There is one area, though, that I feel is hurt by the lack of narrative development. The characters are largely generic and interchangeable except for what they have to offer in battle. However, throughout my play through I felt little incentive to ever switch out party members from the first 4 characters I gained. Those were the ones I started out with, they were the ones I was used to playing with, and they had the highest levels. Nothing about the other characters made me want to try them out. Perhaps if there was a little more work put into giving them interesting things to say during story beats, or if there was a place that the characters could interact with each other, I might have had a reason to rotate my party. But, as it stands, I played the entire game with the first four characters that were made playable to me and the others just rotted away in whatever purgatory realm unplayed characters go to when they aren’t in your party.
The Other Stuff
The Other Stuff
So there’s not really a story, the characters don’t say anything, and - oh, I forgot to mention - you can’t actually walk around and explore anything. The game is composed of a home base where you can click on various shops and houses, and then maps where you can click on areas to go to your next mission. You are never actually in control of your player character other than in battle.

So is that all the game is? Just battling and navigating customization menus?

Nope. And I think this is where Gordian Quest gets really interesting and fun. At least if you’re a weird little D&D freak like me.

In addition to battling, there are also several other modes of play. I’ll break them down here:
Dungeon Crawling
Dungeon Crawling
Frequently during a mission, you are guided to a dungeon on the world map. I’d say that, other than battling, this is the primary gameplay mechanic. Once you descend down into a dungeon, you move through a labyrinthine map that is almost like the board of a board game. You move from space to space - some of them have items, some of them have enemy encounters, some of them have mystery events. Every time you move, you use up some of your supplies. If you run out of supplies you can’t move anymore and you have to return to the beginning of the dungeon.
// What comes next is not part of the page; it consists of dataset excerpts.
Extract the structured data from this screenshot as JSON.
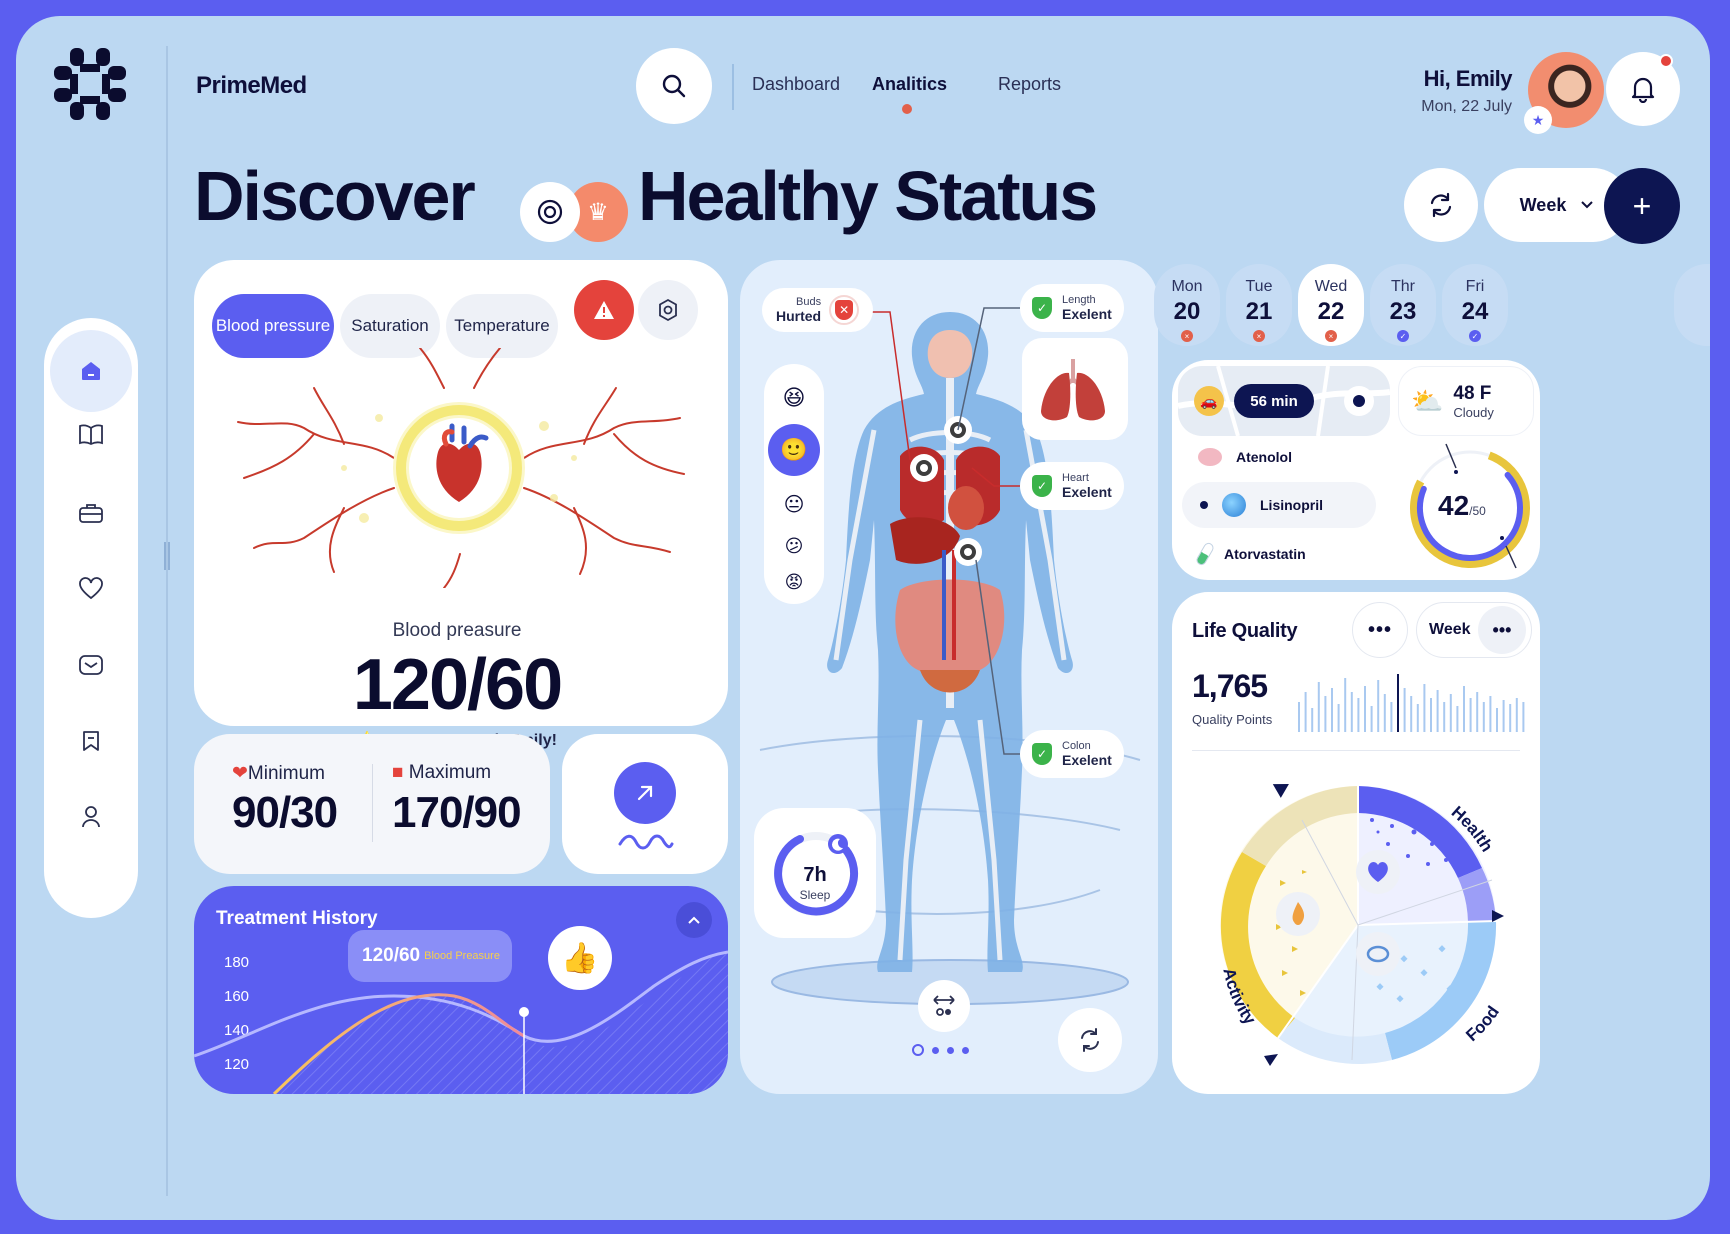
{
  "app": {
    "name": "PrimeMed"
  },
  "nav": {
    "items": [
      "Dashboard",
      "Analitics",
      "Reports"
    ],
    "active": "Analitics"
  },
  "user": {
    "greeting": "Hi, Emily",
    "date": "Mon, 22 July"
  },
  "heading": {
    "part1": "Discover",
    "part2": "Healthy Status"
  },
  "controls": {
    "period": "Week"
  },
  "tabs": [
    "Blood pressure",
    "Saturation",
    "Temperature"
  ],
  "blood": {
    "label": "Blood preasure",
    "value": "120/60",
    "message": "It’s a great result Emily!"
  },
  "range": {
    "min_label": "Minimum",
    "min_value": "90/30",
    "max_label": "Maximum",
    "max_value": "170/90"
  },
  "treatment": {
    "title": "Treatment History",
    "ticks": [
      "180",
      "160",
      "140",
      "120"
    ],
    "tooltip_value": "120/60",
    "tooltip_label": "Blood Preasure"
  },
  "organs": [
    {
      "small": "Buds",
      "status": "Hurted",
      "state": "bad"
    },
    {
      "small": "Length",
      "status": "Exelent",
      "state": "good"
    },
    {
      "small": "Heart",
      "status": "Exelent",
      "state": "good"
    },
    {
      "small": "Colon",
      "status": "Exelent",
      "state": "good"
    }
  ],
  "moods": [
    "😆",
    "🙂",
    "😐",
    "😕",
    "😡"
  ],
  "sleep": {
    "value": "7h",
    "label": "Sleep"
  },
  "pager": {
    "pages": 4,
    "active": 0
  },
  "days": [
    {
      "name": "Mon",
      "num": "20",
      "status": "missed"
    },
    {
      "name": "Tue",
      "num": "21",
      "status": "missed"
    },
    {
      "name": "Wed",
      "num": "22",
      "status": "missed",
      "selected": true
    },
    {
      "name": "Thr",
      "num": "23",
      "status": "done"
    },
    {
      "name": "Fri",
      "num": "24",
      "status": "done"
    }
  ],
  "travel": {
    "duration": "56 min"
  },
  "weather": {
    "temp": "48 F",
    "desc": "Cloudy"
  },
  "meds": [
    "Atenolol",
    "Lisinopril",
    "Atorvastatin"
  ],
  "dose": {
    "value": "42",
    "total": "/50",
    "fraction": 0.84
  },
  "life": {
    "title": "Life Quality",
    "period": "Week",
    "points": "1,765",
    "points_label": "Quality Points",
    "segments": [
      "Health",
      "Food",
      "Activity"
    ]
  },
  "colors": {
    "accent": "#5b5ef0",
    "navy": "#0d1552",
    "yellow": "#e8c53c",
    "danger": "#e4433c",
    "good": "#3bb34a"
  }
}
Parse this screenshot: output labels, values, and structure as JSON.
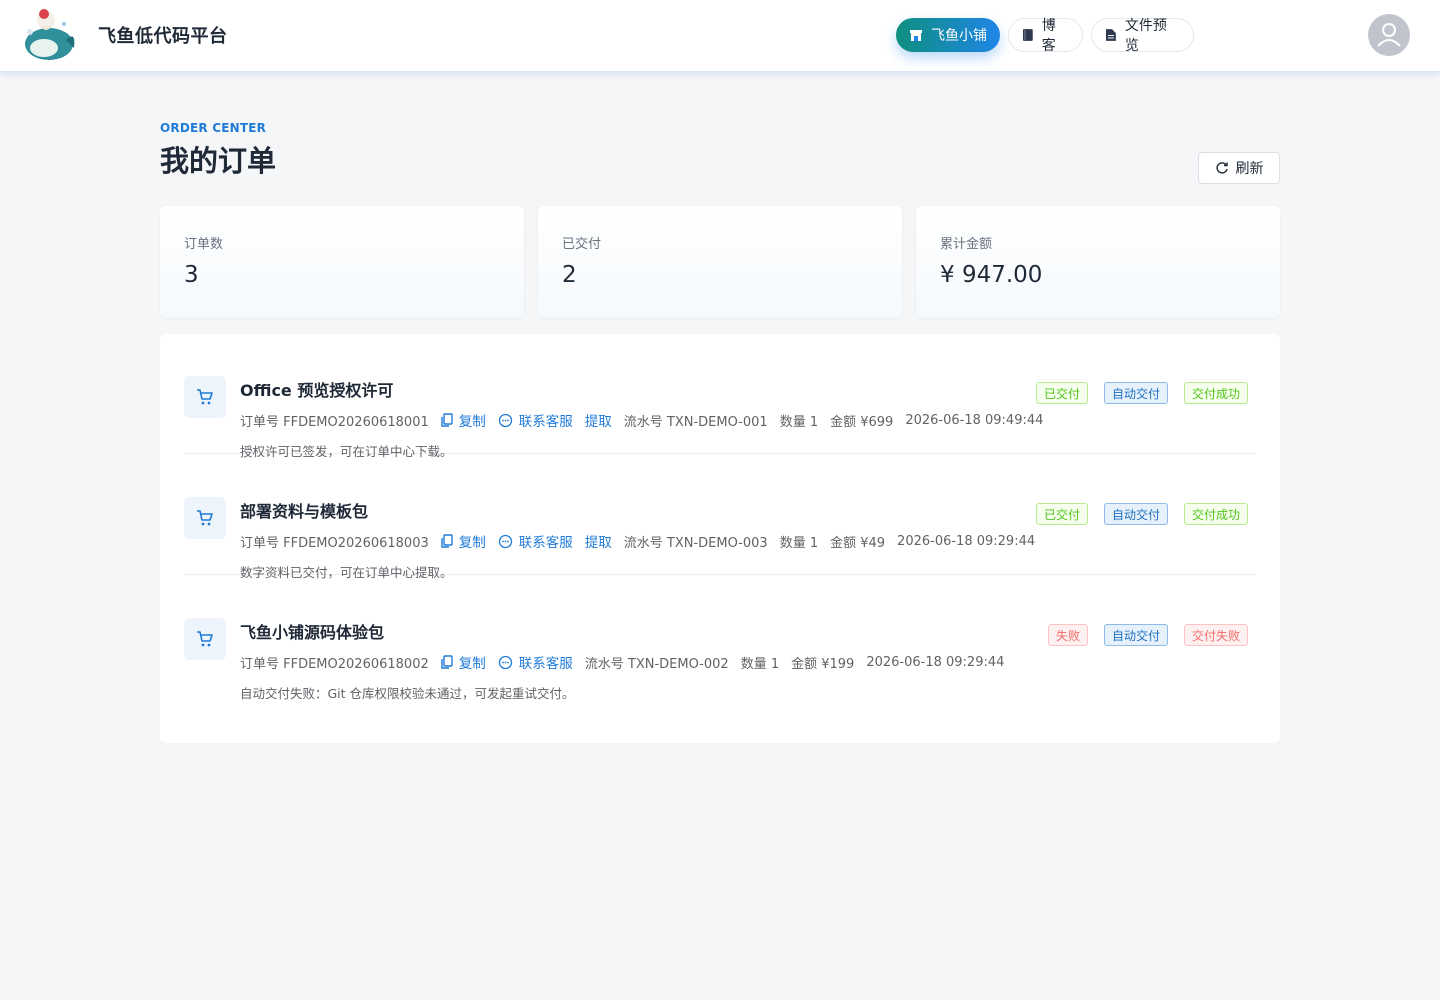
{
  "header": {
    "brand": "飞鱼低代码平台",
    "nav": [
      {
        "label": "飞鱼小铺",
        "active": true
      },
      {
        "label": "博客",
        "active": false
      },
      {
        "label": "文件预览",
        "active": false
      }
    ]
  },
  "page": {
    "eyebrow": "ORDER CENTER",
    "title": "我的订单",
    "refresh_label": "刷新"
  },
  "stats": [
    {
      "label": "订单数",
      "value": "3"
    },
    {
      "label": "已交付",
      "value": "2"
    },
    {
      "label": "累计金额",
      "value": "¥ 947.00"
    }
  ],
  "orders": [
    {
      "name": "Office 预览授权许可",
      "order_no": "订单号 FFDEMO20260618001",
      "copy": "复制",
      "contact": "联系客服",
      "extract": "提取",
      "txn": "流水号 TXN-DEMO-001",
      "qty": "数量 1",
      "amount": "金额 ¥699",
      "time": "2026-06-18 09:49:44",
      "desc": "授权许可已签发，可在订单中心下载。",
      "tags": [
        {
          "label": "已交付",
          "color": "green"
        },
        {
          "label": "自动交付",
          "color": "blue"
        },
        {
          "label": "交付成功",
          "color": "green"
        }
      ]
    },
    {
      "name": "部署资料与模板包",
      "order_no": "订单号 FFDEMO20260618003",
      "copy": "复制",
      "contact": "联系客服",
      "extract": "提取",
      "txn": "流水号 TXN-DEMO-003",
      "qty": "数量 1",
      "amount": "金额 ¥49",
      "time": "2026-06-18 09:29:44",
      "desc": "数字资料已交付，可在订单中心提取。",
      "tags": [
        {
          "label": "已交付",
          "color": "green"
        },
        {
          "label": "自动交付",
          "color": "blue"
        },
        {
          "label": "交付成功",
          "color": "green"
        }
      ]
    },
    {
      "name": "飞鱼小铺源码体验包",
      "order_no": "订单号 FFDEMO20260618002",
      "copy": "复制",
      "contact": "联系客服",
      "txn": "流水号 TXN-DEMO-002",
      "qty": "数量 1",
      "amount": "金额 ¥199",
      "time": "2026-06-18 09:29:44",
      "desc": "自动交付失败：Git 仓库权限校验未通过，可发起重试交付。",
      "tags": [
        {
          "label": "失败",
          "color": "red"
        },
        {
          "label": "自动交付",
          "color": "blue"
        },
        {
          "label": "交付失败",
          "color": "red"
        }
      ]
    }
  ]
}
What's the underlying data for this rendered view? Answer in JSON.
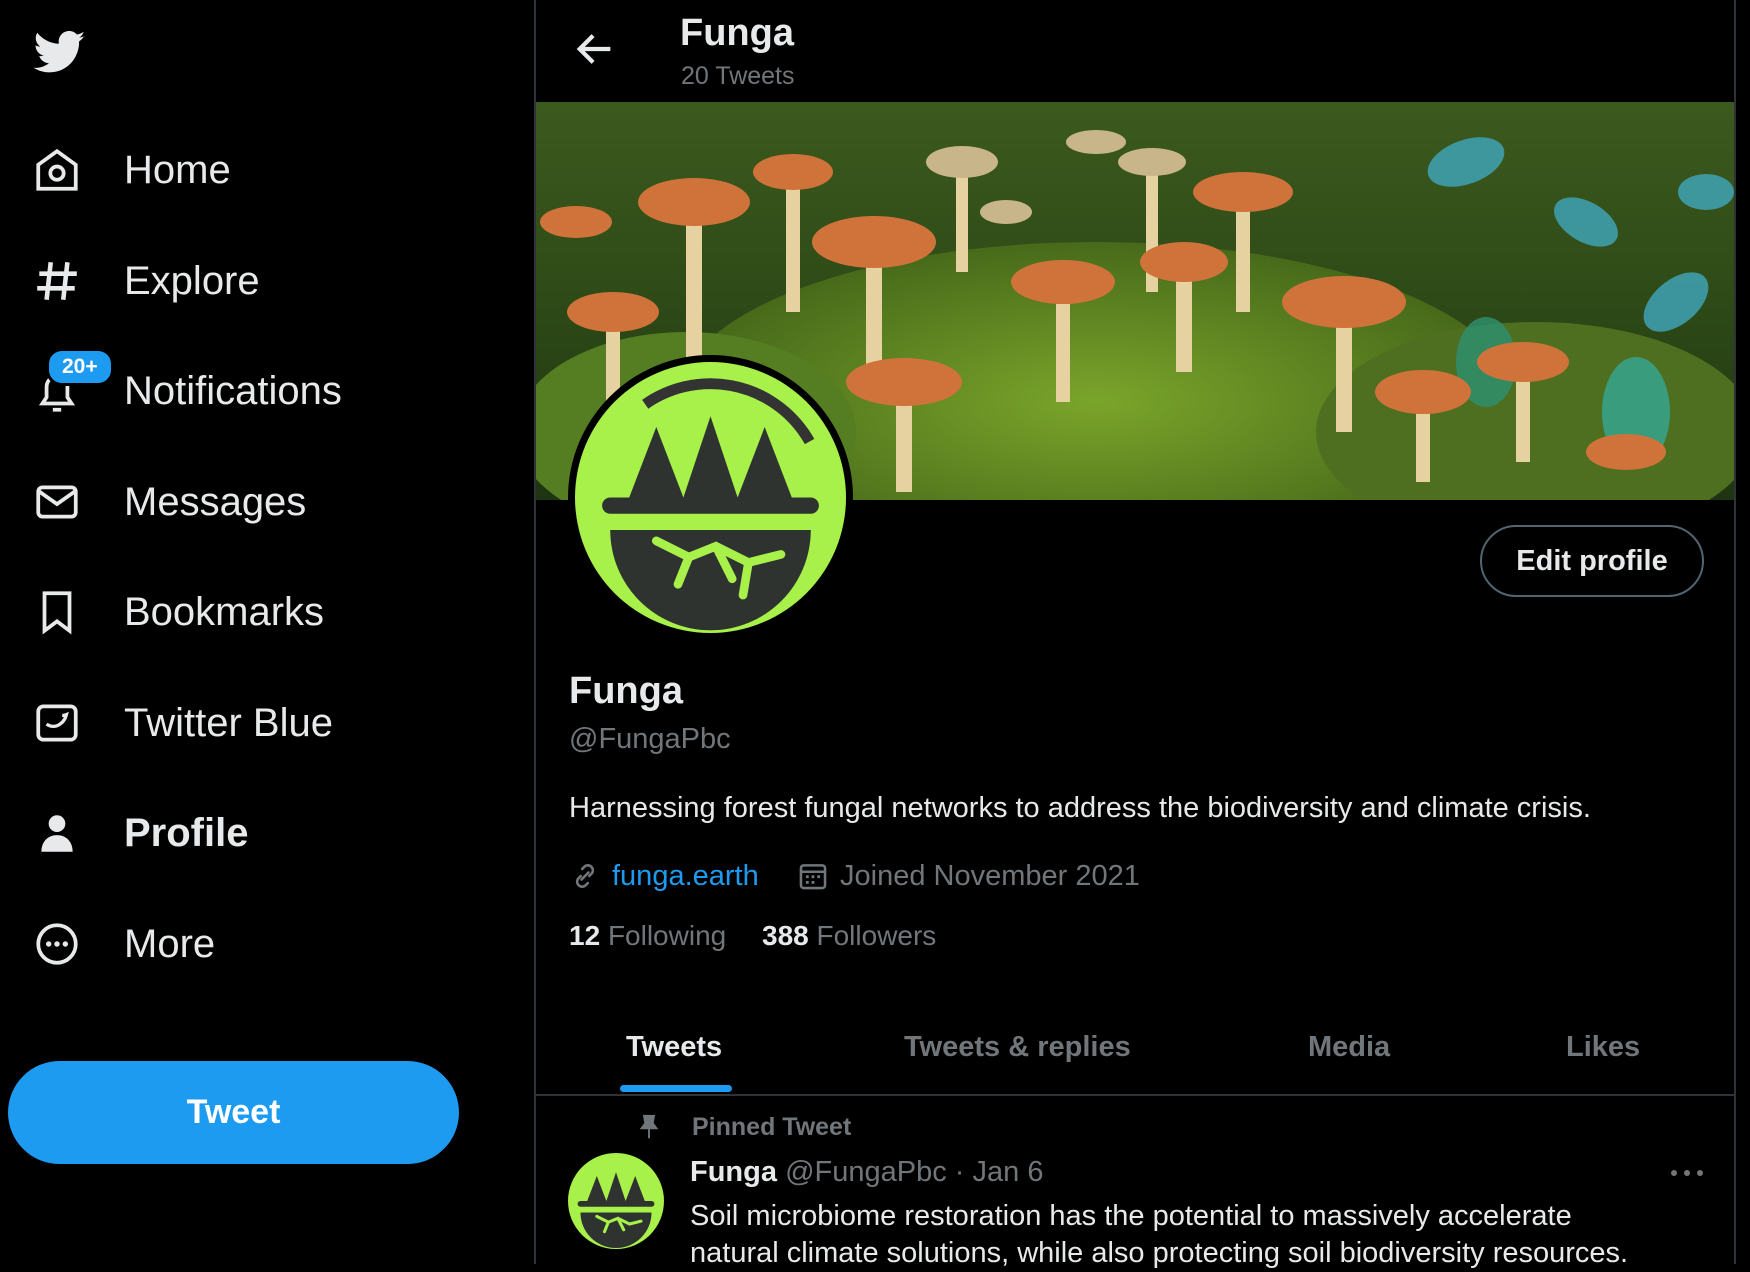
{
  "sidebar": {
    "logo_icon": "twitter-bird-icon",
    "nav": [
      {
        "label": "Home",
        "icon": "home-icon"
      },
      {
        "label": "Explore",
        "icon": "hashtag-icon"
      },
      {
        "label": "Notifications",
        "icon": "bell-icon",
        "badge": "20+"
      },
      {
        "label": "Messages",
        "icon": "envelope-icon"
      },
      {
        "label": "Bookmarks",
        "icon": "bookmark-icon"
      },
      {
        "label": "Twitter Blue",
        "icon": "twitter-blue-icon"
      },
      {
        "label": "Profile",
        "icon": "person-icon",
        "active": true
      },
      {
        "label": "More",
        "icon": "more-circle-icon"
      }
    ],
    "tweet_button": "Tweet"
  },
  "header": {
    "title": "Funga",
    "subtitle": "20 Tweets",
    "back_icon": "arrow-left-icon"
  },
  "profile": {
    "name": "Funga",
    "handle": "@FungaPbc",
    "bio": "Harnessing forest fungal networks to address the biodiversity and climate crisis.",
    "website": "funga.earth",
    "joined": "Joined November 2021",
    "following_count": "12",
    "following_label": "Following",
    "followers_count": "388",
    "followers_label": "Followers",
    "edit_button": "Edit profile"
  },
  "tabs": [
    "Tweets",
    "Tweets & replies",
    "Media",
    "Likes"
  ],
  "active_tab": "Tweets",
  "pinned_tweet": {
    "label": "Pinned Tweet",
    "author": "Funga",
    "handle": "@FungaPbc",
    "separator": "·",
    "date": "Jan 6",
    "text_line1": "Soil microbiome restoration has the potential to massively accelerate",
    "text_line2": "natural climate solutions, while also protecting soil biodiversity resources."
  },
  "colors": {
    "accent": "#1d9bf0",
    "background": "#000000",
    "text": "#e7e9ea",
    "muted": "#71767b",
    "logo_green": "#a8f04a"
  }
}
But you can find more supplies, and also create warp points on certain spaces where you can teleport back to home base and stock up on supplies and heal.

The dungeons are mazes where you essentially have to find your way to the goal without getting lost or stuck. Eventually you’ll get to the end, fight a boss battle, get a little bit more story, and return home to receive another mission. The dungeons are fun to navigate and master. While not quite as good as controlling an actual character avatar through a real dungeon environment, they provide a nice little break from the battling to solve a puzzle or two.
Treasure Hunting
Treasure Hunting
Periodically both on the world map and in dungeons you can stumble across a treasure hunting space. When you move to the space, you enter into a treasure map screen. The screen has various treasures, buildings, and enemies. You only have 4 moves across the map. You have to strategically use these 4 moves to land on as many of the treasure areas as you can without running into too many enemy encounters.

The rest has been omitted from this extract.